If you're like me, and I know I am...

Tuesday, July 27, 2004

Solving Iowa's problems the old fashioned way (legalized prostitution) 8.8.02

[Stay tuned 'till the end of this week's column for an EXCITING READER'S POLL.]

Lately, my friends and I have been overcome with a most unusual sense of nostalgia. It is unusual because we are all between 33 and 35 and have not felt the need to look backwards until now. It's all "weren't the '80s great!" and "If I knew then what I know now, well..."
When one works long hours and feels his mortality in aching muscles and joints while explaining why things are the way they are to one's kids, one starts to get all funky and emotional. It's nature's way. One day, while wondering what happened to that Loverboy headband you wore to school four months straight in the ninth grade, you get hit by a bus to make way for the next generation.
For my part, I have enjoyed looking at old pictures of Council Bluffs throughout the ages (and if anyone has pictures they would like to share, they can e-mail them to me at the Nonpareil).
Looking at the same streets I've roamed in stark black and white makes me feel connected to something greater. Reading of the exploits of Council Bluffs residents makes me feel as though anything is possible.
Which brings me to this weeks big question: Why is prostitution illegal and why can't Iowa figure out a way to profit from it?
Ben and Mary Marks, formerly of Council Bluffs, made their money in the entertainment business around the turn of the century. Ben ran several successful gambling establishments while Mary ran a whorehouse on Vine Street. It seems to me if we can have three major casinos in Council Bluffs to fill the various coffers that they fill, then we, as intelligent, morally flexible individuals should have no problem figuring out a way to not only make prostitution legal, but to score huge greasy wads of dough of it as well.
Fact: Council Bluffs has twice the national crime rate. Fact: Council Bluffs lacks night life. Fact: One affects the other.
We need to get the crime rate down. We need a nightlife. Now we can accomplish both.
Take something that is illegal, make it NOT illegal any more and watch our crime rate plummet. No extra cops, just pure mental gymnastics. Clean up illegal prostitution by making it legal.
What's that? Prostitution is immoral, you say? Well, last time I checked, so was gambling until we realized how much money we could make from it. Let's not get bogged down now. Technically, gambling is still illegal. I can't run a casino out of my house, can I? We can do the same thing with prostitution. We keep the skanky, nasty truck stop variety and independent pros illegal then we rent out some space in the Omni Center and set up the sweetest, little state-sponsored cathouse this side of the Missouri! YEEE-HAAAW! The parking is awesome!
This doesn't have to just be a Council Bluffs thing. You could take any empty storefront in any small town around southwest Iowa and convert it for the purposes of legalized, sanitary, stress-relieving prostitution. Walnut would be perfect, but I suspect quite a few cities 'round these parts could do it.
Isn't prostitution bad for women? No little girl says "I want to be a prostitute when I grow up." Isn't hooking a shameful occupation? Forced prostitution IS wrong. Pimping is wrong. No diggity. But lots of people have jobs they hate or find shameful. I know, I used to do telemarketing.
You know something else you never hear a little girl say? "I want to clean toilets when I grow up," "I want to be financially dependent on a man," "I want to make french fries all day" or "I want to have my 401(K) mismanaged by a Fortune 500 company," but it happens.
Besides, men can be prostitutes as well. In my vision of financial security for the great state of Iowa, men and women will all have an equal opportunity to make whores of themselves for cash in a clean, safe, medically-regulated environment.
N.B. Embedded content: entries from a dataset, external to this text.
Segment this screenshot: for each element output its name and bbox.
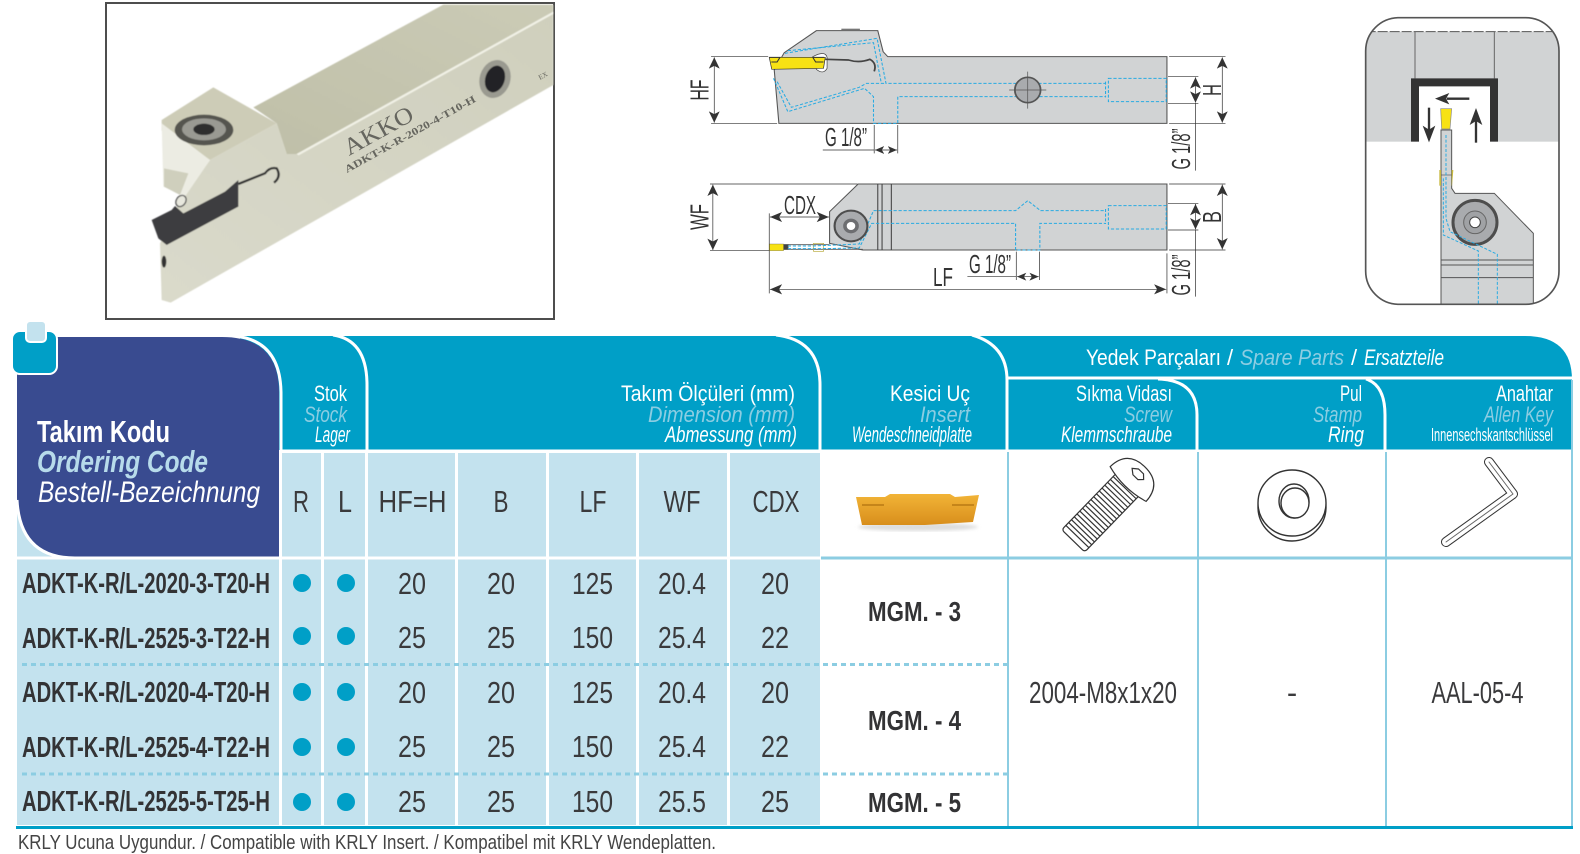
row 1: 20.4 — [658, 566, 706, 601]
photo engraving text — [339, 70, 549, 176]
icon: screw — [1055, 449, 1163, 558]
dimension labels: B — [1197, 211, 1227, 223]
dimension labels: G 1/8” — [969, 249, 1011, 279]
dimension labels: WF — [684, 204, 714, 230]
row 2: 25 — [398, 620, 426, 655]
header: stamp: Stamp — [1313, 402, 1362, 427]
row 1: 20 — [761, 566, 789, 601]
row 2: 25 — [487, 620, 515, 655]
header: stock — [304, 381, 351, 447]
insert codes: MGM. - 5 — [868, 787, 961, 818]
header: spare parts: Spare Parts — [1240, 345, 1344, 370]
row 4: 150 — [572, 729, 613, 764]
header: screw: Klemmschraube — [1061, 422, 1172, 447]
row 4: 22 — [761, 729, 789, 764]
row 1: ADKT-K-R/L-2020-3-T20-H — [22, 568, 270, 600]
table — [12, 321, 1573, 829]
photo: tool holder — [106, 3, 554, 319]
dimension labels — [684, 80, 1227, 296]
row 3: 20 — [487, 675, 515, 710]
row 1 — [22, 566, 789, 601]
row 1: 20 — [398, 566, 426, 601]
bottom rule — [16, 826, 1573, 829]
row 5: ADKT-K-R/L-2525-5-T25-H — [22, 786, 270, 818]
header: allen key — [1431, 381, 1554, 445]
row 5 — [22, 784, 789, 819]
row 2: 25.4 — [658, 620, 706, 655]
header: insert: Insert — [920, 402, 971, 427]
side view body — [769, 184, 1167, 251]
footnote: KRLY Ucuna Uygundur. / Compatible with KRLY Insert. / Kompatibel mit KRLY Wendeplatten. — [18, 832, 716, 854]
icon: washer — [1258, 470, 1326, 541]
column headers — [293, 484, 800, 519]
row 2: 22 — [761, 620, 789, 655]
dimension labels: G 1/8” — [1166, 128, 1196, 170]
row 5: 150 — [572, 784, 613, 819]
column headers: CDX — [752, 484, 800, 519]
dimension labels: HF — [684, 80, 714, 100]
header: stamp: Ring — [1328, 422, 1365, 447]
header: dimension: Dimension (mm) — [648, 402, 795, 427]
row 5: 25 — [761, 784, 789, 819]
header: dimension — [621, 381, 797, 447]
row 2: 150 — [572, 620, 613, 655]
column headers: R — [293, 484, 309, 519]
dimension labels: G 1/8” — [825, 122, 867, 152]
header: screw: Sıkma Vidası — [1076, 381, 1172, 406]
spare part codes — [1029, 675, 1524, 710]
column headers: B — [494, 484, 508, 519]
row 3: 20.4 — [658, 675, 706, 710]
row 3 — [22, 675, 789, 710]
row 5: 25 — [398, 784, 426, 819]
dimension labels: G 1/8” — [1166, 254, 1196, 296]
header: spare parts: / — [1227, 345, 1234, 370]
row 5: 25 — [487, 784, 515, 819]
header: screw: Screw — [1124, 402, 1174, 427]
icon: insert — [856, 494, 979, 531]
side view dimensions — [710, 184, 1225, 297]
column headers: HF=H — [378, 484, 446, 519]
header: screw — [1061, 381, 1174, 447]
row 2 — [22, 620, 789, 655]
row 4: 25 — [398, 729, 426, 764]
row 4: ADKT-K-R/L-2525-4-T22-H — [22, 732, 270, 764]
header: spare parts: Yedek Parçaları — [1086, 345, 1221, 370]
photo engraving text: AKKO — [339, 102, 418, 161]
panel: ordering code — [17, 337, 279, 558]
top view body — [769, 29, 1167, 123]
row 5: 25.5 — [658, 784, 706, 819]
panel: ordering code: Bestell-Bezeichnung — [38, 476, 260, 509]
insert codes: MGM. - 4 — [868, 705, 961, 736]
row 3: 125 — [572, 675, 613, 710]
row 4: 25 — [487, 729, 515, 764]
panel: ordering code: Takım Kodu — [37, 414, 170, 449]
dimension labels: H — [1197, 84, 1227, 96]
row 1: 125 — [572, 566, 613, 601]
diagram: machining direction panel — [1366, 18, 1559, 304]
insert codes — [868, 596, 961, 818]
spare part codes: - — [1287, 675, 1297, 710]
photo engraving text: EX — [537, 70, 549, 82]
header: stock: Stock — [304, 402, 348, 427]
column headers: LF — [580, 484, 606, 519]
header: insert: Wendeschneidplatte — [852, 422, 972, 447]
photo engraving text: ADKT-K-R-2020-4-T10-H — [343, 94, 478, 176]
header: allen key: Anahtar — [1496, 381, 1553, 406]
header: spare parts — [1086, 345, 1444, 370]
row 3: 20 — [398, 675, 426, 710]
icon: allen key — [1446, 462, 1513, 542]
row 4: 25.4 — [658, 729, 706, 764]
row 1: 20 — [487, 566, 515, 601]
insert codes: MGM. - 3 — [868, 596, 961, 627]
row 3: ADKT-K-R/L-2020-4-T20-H — [22, 677, 270, 709]
header: stamp — [1313, 381, 1365, 447]
panel: ordering code: Ordering Code — [37, 444, 208, 479]
header: dimension: Takım Ölçüleri (mm) — [621, 381, 795, 406]
dimension labels: LF — [933, 262, 953, 292]
dimension labels: CDX — [784, 190, 816, 220]
icon: tab — [12, 321, 57, 374]
row 2: ADKT-K-R/L-2525-3-T22-H — [22, 623, 270, 655]
header: stock: Stok — [314, 381, 348, 406]
spare part codes: 2004-M8x1x20 — [1029, 675, 1177, 710]
header separators — [234, 335, 1573, 451]
header: allen key: Allen Key — [1483, 402, 1554, 427]
header: insert — [852, 381, 972, 447]
row dividers — [22, 664, 1007, 774]
top view dimensions — [711, 57, 1225, 171]
light cell backgrounds — [17, 453, 820, 825]
right column grid — [821, 380, 1573, 826]
header: dimension: Abmessung (mm) — [663, 422, 797, 447]
row 4 — [22, 729, 789, 764]
header: stamp: Pul — [1340, 381, 1362, 406]
table header band — [240, 336, 1572, 450]
header: insert: Kesici Uç — [890, 381, 970, 406]
spare part codes: AAL-05-4 — [1432, 675, 1524, 710]
row 3: 20 — [761, 675, 789, 710]
header: spare parts: / — [1351, 345, 1358, 370]
column headers: L — [338, 484, 352, 519]
column headers: WF — [664, 484, 700, 519]
diagram: tool top and side views — [684, 29, 1227, 297]
header: spare parts: Ersatzteile — [1364, 345, 1444, 370]
header: stock: Lager — [315, 422, 351, 447]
They will put books in our schools, open free clinics, fund sexual addiction counseling to handle the sudden, but acceptable, increase in that affliction.
People will come for miles around to make us rich. Forget libraries, entryways and small civic improvements, this plan is bigger than all that. Iowa will be able to afford world-class medical centers, the biggest mall in the universe, underground asteroid shelters, our own space program, gold-plated hubcaps and furry hats for every city council member, city manager and big pimpin' mayor in the state.
It's the 2K2, Iowa, let's look to the past to solve the problems of today and - I'd guess - tomorrow. Leave your hangups in Nebraska and let's get this fiscal party started, right?
On a related note, I am conducting my own reader's survey. Send me the name of your favorite southwest Iowa "go-go club" by Aug. 16 at 9 a.m. The password is "Fidelio." You must be at least, oh, 16, let's say to vote, but no older than 116. Contestants must speak English, Spanish, French, German, Latin or Sanskrit. Call/e-mail Greg Jerrett at the number/address below. Don't cheat. It's no fun if you cheat. All results are final. Results will be announced Saturday, Aug. 17 in this column unless I call in sick after my birthday. Contest is open to all Nonpareil readers, employees, their family members and clergy.